The joys of a farmstay delight adults and children alike. Most people never have the chance to enjoy a hands-on experience on a real working farm, but a visit to Quirindi can bring it all to life.
Quirindi is on the Liverpool Plains, nestled in the foothills of the Great Dividing Range in north-western New South Wales. It's a charming destination for a holiday and to really get the feel of life on the plains, a farmstay is the way to go.
An unusual start for Natalie's day. She was up early feeding the chooks and pigs and milking the cows on the 800-hectare property, Castle Mountain.
Owners Peter and Lynda Hatfield hit upon the idea to welcome visitors to their property during the drought years. They had WWOOFers (Willing Workers on Organic Farms) working on their farm and they were so taken by the silence and beautiful starry sky, the Hatfields decided to open up to paying travellers.
The 16-year-old homestead's architecture is well-known. It's a pole-framed structure of stone and cypress pine sourced from the property. It is solar and wind-powered and was built by Peter!
City slickers can participate or just observe farming activities which include milking, shearing, feeding, stock handling and fencing. Children just love it. They revel in the fresh air, freedom and chasing the animals. There are more than a hundred, and the pigs are the greediest critters on the farm.
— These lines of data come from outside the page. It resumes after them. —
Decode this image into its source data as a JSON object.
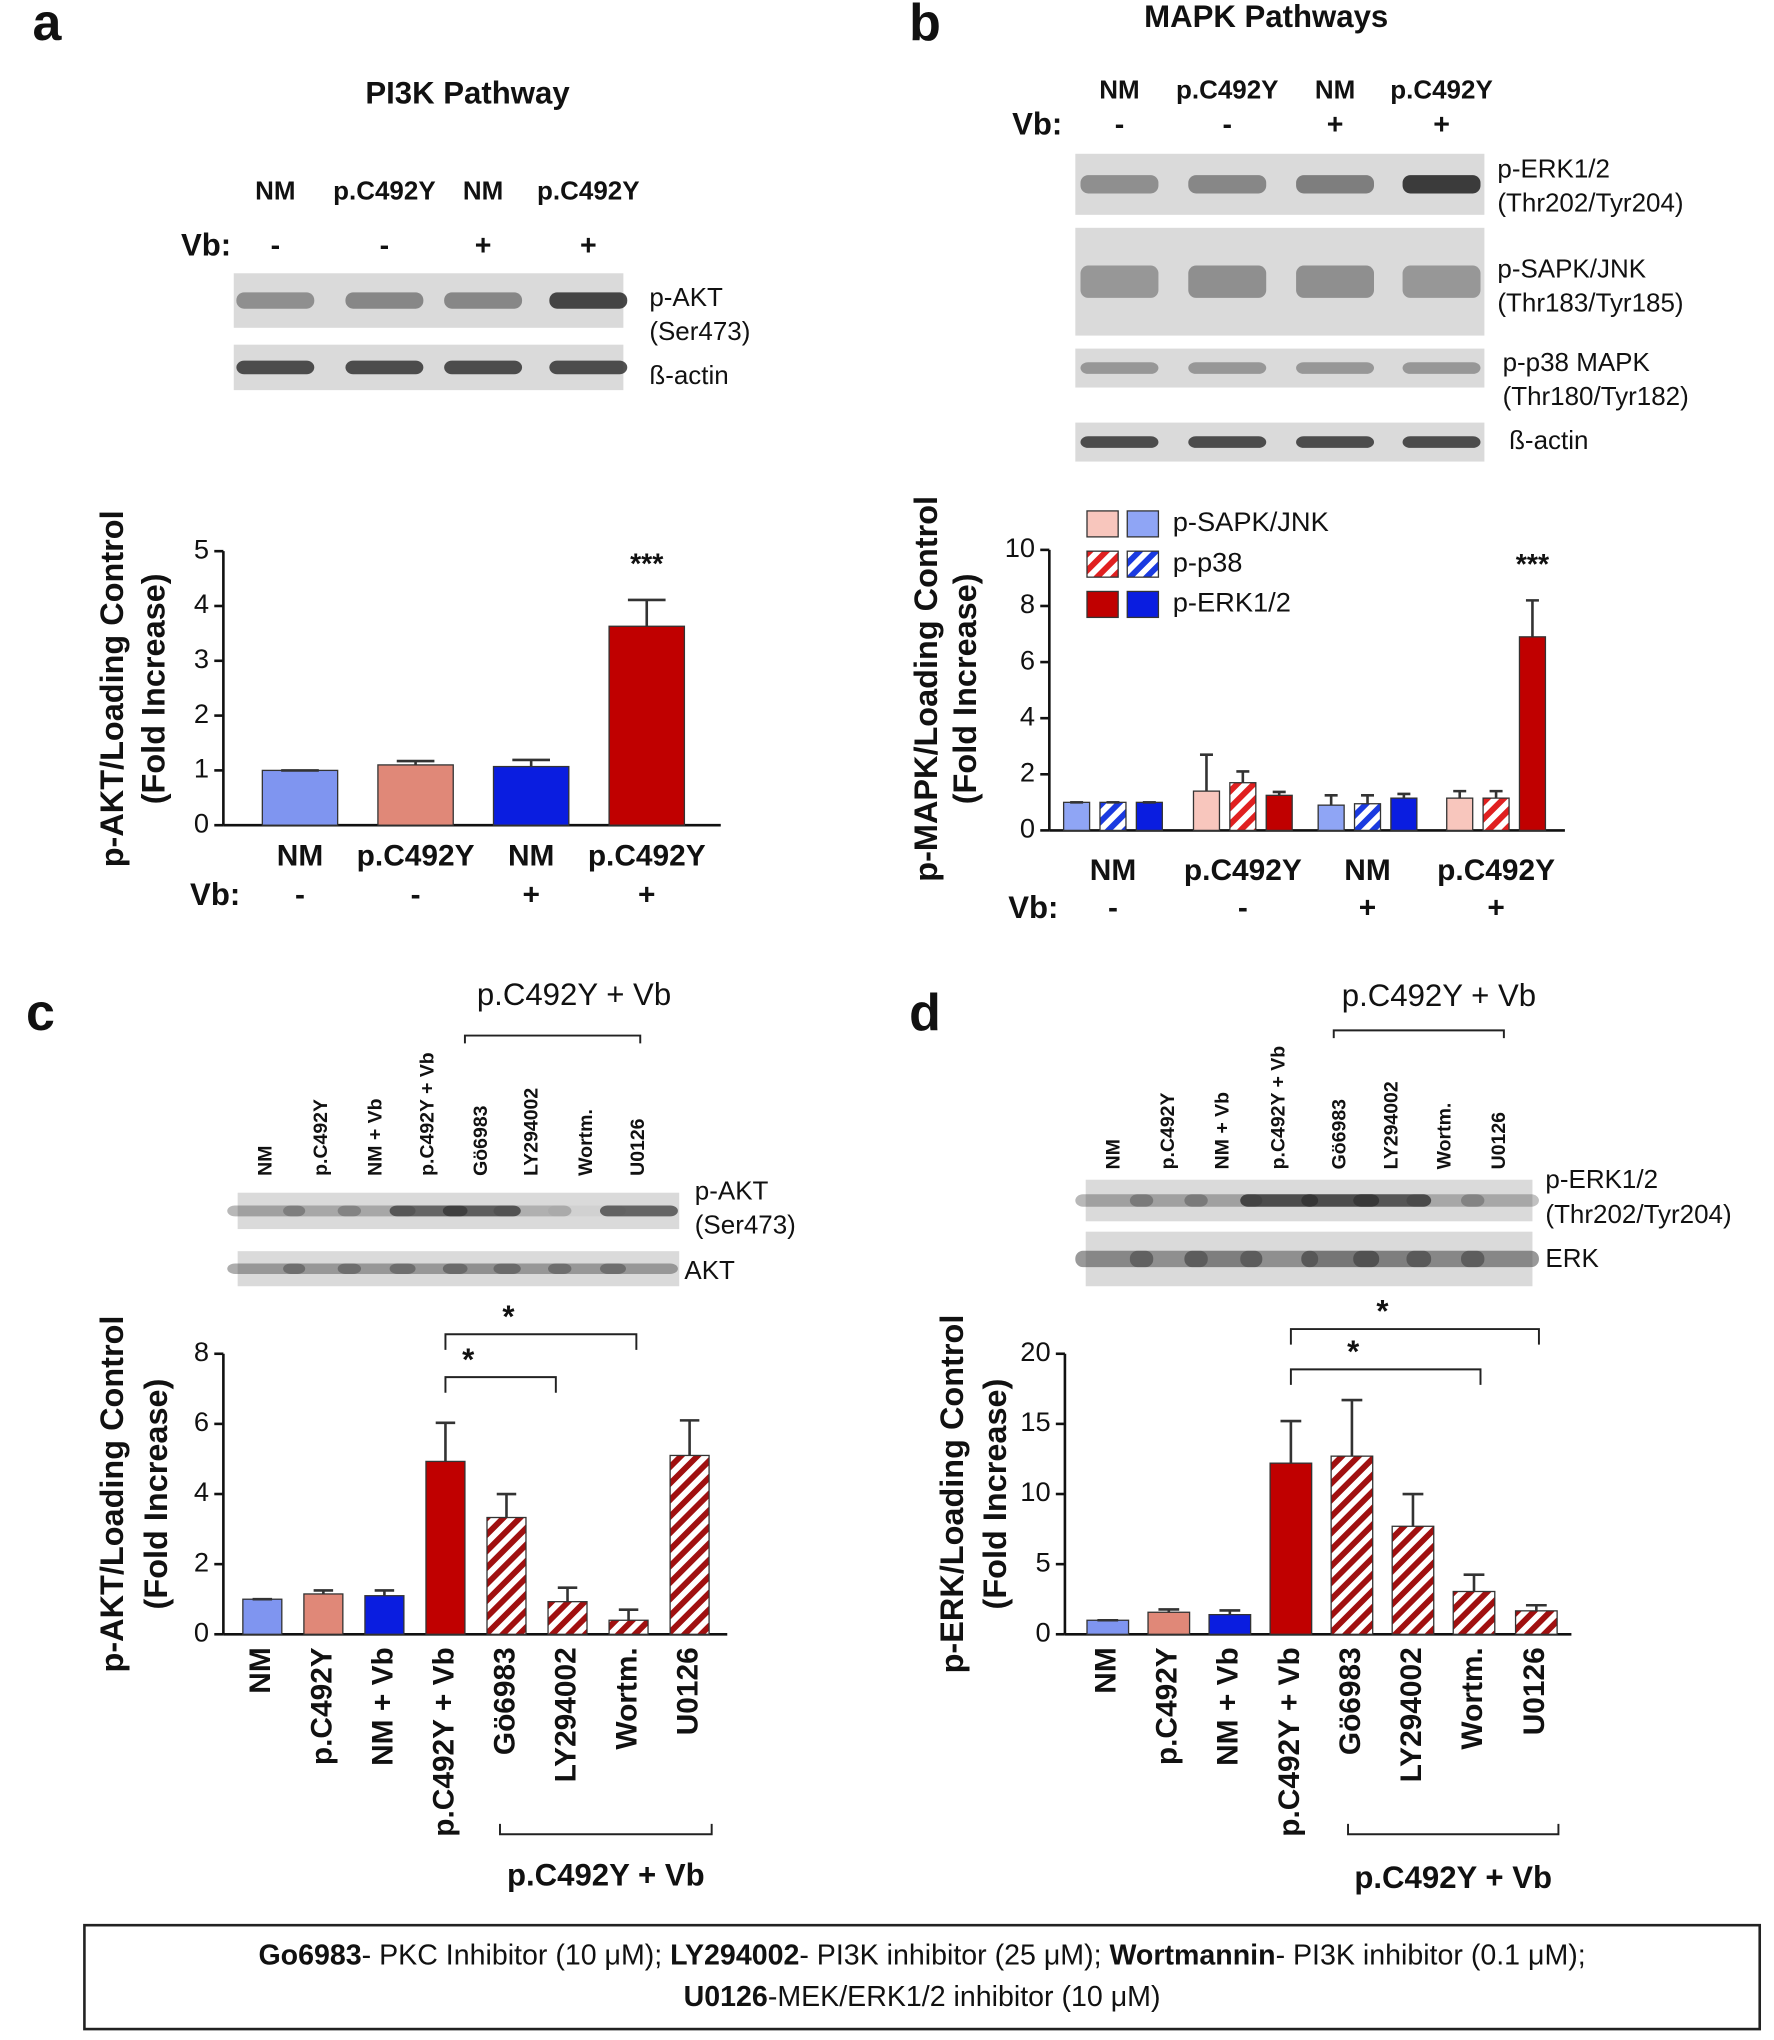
{
  "chart_data": [
    {
      "type": "bar",
      "panel": "a",
      "title": "PI3K Pathway",
      "blot": {
        "lanes": [
          "NM",
          "p.C492Y",
          "NM",
          "p.C492Y"
        ],
        "treatment_label": "Vb:",
        "treatment": [
          "-",
          "-",
          "+",
          "+"
        ],
        "bands": [
          [
            "p-AKT",
            "(Ser473)"
          ],
          [
            "ß-actin"
          ]
        ]
      },
      "ylabel": [
        "p-AKT/Loading Control",
        "(Fold Increase)"
      ],
      "categories": [
        "NM",
        "p.C492Y",
        "NM",
        "p.C492Y"
      ],
      "x_treatment_label": "Vb:",
      "x_treatment": [
        "-",
        "-",
        "+",
        "+"
      ],
      "values": [
        1.0,
        1.1,
        1.07,
        3.63
      ],
      "errors": [
        0,
        0.07,
        0.12,
        0.48
      ],
      "colors": [
        "#7f95f0",
        "#e08878",
        "#0a1de0",
        "#c00000"
      ],
      "ylim": [
        0,
        5
      ],
      "yticks": [
        0,
        1,
        2,
        3,
        4,
        5
      ],
      "annotations": [
        "***"
      ]
    },
    {
      "type": "bar",
      "panel": "b",
      "title": "MAPK Pathways",
      "blot": {
        "lanes": [
          "NM",
          "p.C492Y",
          "NM",
          "p.C492Y"
        ],
        "treatment_label": "Vb:",
        "treatment": [
          "-",
          "-",
          "+",
          "+"
        ],
        "bands": [
          [
            "p-ERK1/2",
            "(Thr202/Tyr204)"
          ],
          [
            "p-SAPK/JNK",
            "(Thr183/Tyr185)"
          ],
          [
            "p-p38 MAPK",
            "(Thr180/Tyr182)"
          ],
          [
            "ß-actin"
          ]
        ]
      },
      "ylabel": [
        "p-MAPK/Loading Control",
        "(Fold Increase)"
      ],
      "categories": [
        "NM",
        "p.C492Y",
        "NM",
        "p.C492Y"
      ],
      "x_treatment_label": "Vb:",
      "x_treatment": [
        "-",
        "-",
        "+",
        "+"
      ],
      "series": [
        {
          "name": "p-SAPK/JNK",
          "pattern": "solid",
          "colors": [
            "#8fa5f5",
            "#f8c6bd",
            "#8fa5f5",
            "#f8c6bd"
          ],
          "values": [
            1.0,
            1.4,
            0.9,
            1.15
          ],
          "errors": [
            0,
            1.3,
            0.35,
            0.25
          ]
        },
        {
          "name": "p-p38",
          "pattern": "hatch",
          "colors": [
            "#1a3ae0",
            "#e02020",
            "#1a3ae0",
            "#e02020"
          ],
          "values": [
            1.0,
            1.7,
            0.95,
            1.15
          ],
          "errors": [
            0,
            0.4,
            0.3,
            0.25
          ]
        },
        {
          "name": "p-ERK1/2",
          "pattern": "solid",
          "colors": [
            "#0a1de0",
            "#c00000",
            "#0a1de0",
            "#c00000"
          ],
          "values": [
            1.0,
            1.25,
            1.15,
            6.9
          ],
          "errors": [
            0,
            0.12,
            0.15,
            1.3
          ]
        }
      ],
      "ylim": [
        0,
        10
      ],
      "yticks": [
        0,
        2,
        4,
        6,
        8,
        10
      ],
      "annotations": [
        "***"
      ]
    },
    {
      "type": "bar",
      "panel": "c",
      "blot": {
        "lanes": [
          "NM",
          "p.C492Y",
          "NM + Vb",
          "p.C492Y + Vb",
          "Gö6983",
          "LY294002",
          "Wortm.",
          "U0126"
        ],
        "group_label": "p.C492Y + Vb",
        "bands": [
          [
            "p-AKT",
            "(Ser473)"
          ],
          [
            "AKT"
          ]
        ]
      },
      "ylabel": [
        "p-AKT/Loading Control",
        "(Fold Increase)"
      ],
      "categories": [
        "NM",
        "p.C492Y",
        "NM + Vb",
        "p.C492Y + Vb",
        "Gö6983",
        "LY294002",
        "Wortm.",
        "U0126"
      ],
      "group_label": "p.C492Y + Vb",
      "values": [
        1.0,
        1.15,
        1.1,
        4.93,
        3.33,
        0.93,
        0.4,
        5.1
      ],
      "errors": [
        0,
        0.1,
        0.15,
        1.1,
        0.67,
        0.4,
        0.3,
        1.0
      ],
      "colors": [
        "#7f95f0",
        "#e08878",
        "#0a1de0",
        "#c00000",
        "#a01010",
        "#a01010",
        "#a01010",
        "#a01010"
      ],
      "patterns": [
        "solid",
        "solid",
        "solid",
        "solid",
        "hatch",
        "hatch",
        "hatch",
        "hatch"
      ],
      "ylim": [
        0,
        8
      ],
      "yticks": [
        0,
        2,
        4,
        6,
        8
      ],
      "annotations": [
        "*",
        "*"
      ]
    },
    {
      "type": "bar",
      "panel": "d",
      "blot": {
        "lanes": [
          "NM",
          "p.C492Y",
          "NM + Vb",
          "p.C492Y + Vb",
          "Gö6983",
          "LY294002",
          "Wortm.",
          "U0126"
        ],
        "group_label": "p.C492Y + Vb",
        "bands": [
          [
            "p-ERK1/2",
            "(Thr202/Tyr204)"
          ],
          [
            "ERK"
          ]
        ]
      },
      "ylabel": [
        "p-ERK/Loading Control",
        "(Fold Increase)"
      ],
      "categories": [
        "NM",
        "p.C492Y",
        "NM + Vb",
        "p.C492Y + Vb",
        "Gö6983",
        "LY294002",
        "Wortm.",
        "U0126"
      ],
      "group_label": "p.C492Y + Vb",
      "values": [
        1.0,
        1.57,
        1.4,
        12.2,
        12.7,
        7.7,
        3.05,
        1.67
      ],
      "errors": [
        0,
        0.2,
        0.3,
        3.0,
        4.0,
        2.3,
        1.2,
        0.4
      ],
      "colors": [
        "#7f95f0",
        "#e08878",
        "#0a1de0",
        "#c00000",
        "#a01010",
        "#a01010",
        "#a01010",
        "#a01010"
      ],
      "patterns": [
        "solid",
        "solid",
        "solid",
        "solid",
        "hatch",
        "hatch",
        "hatch",
        "hatch"
      ],
      "ylim": [
        0,
        20
      ],
      "yticks": [
        0,
        5,
        10,
        15,
        20
      ],
      "annotations": [
        "*",
        "*"
      ]
    }
  ],
  "footnote": [
    [
      {
        "text": "Go6983",
        "bold": true
      },
      {
        "text": "- PKC Inhibitor (10 μM); ",
        "bold": false
      },
      {
        "text": "LY294002",
        "bold": true
      },
      {
        "text": "- PI3K  inhibitor (25 μM); ",
        "bold": false
      },
      {
        "text": "Wortmannin",
        "bold": true
      },
      {
        "text": "- PI3K  inhibitor (0.1 μM);",
        "bold": false
      }
    ],
    [
      {
        "text": "U0126",
        "bold": true
      },
      {
        "text": "-MEK/ERK1/2 inhibitor (10 μM)",
        "bold": false
      }
    ]
  ]
}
Keep an eye out for Lightning, the farm emu. You don't see too many of those in the city!
After a hard day's work, you choose your accommodation. Either in the main homestead or one of the on-site cabins but before hitting the hay you really have to experience a Hatfield family camp barbecue, cooked in a pit under the stars.
All meals are provided. They're cooked by Lynda and shared around a big table in the homestead or around a campfire in the paddock. Lunch is usually a salad with home-baked bread.
Other things to do include billiards, table-tennis, 100km of bushwalking trails to wander and native animals to observe. Bird watching is becoming more popular, with 100 different species recorded on the property.
Artist camps are held at Castle Mountain each year, in March or April. The artists, mostly from Sydney, spend the week painting and socialising.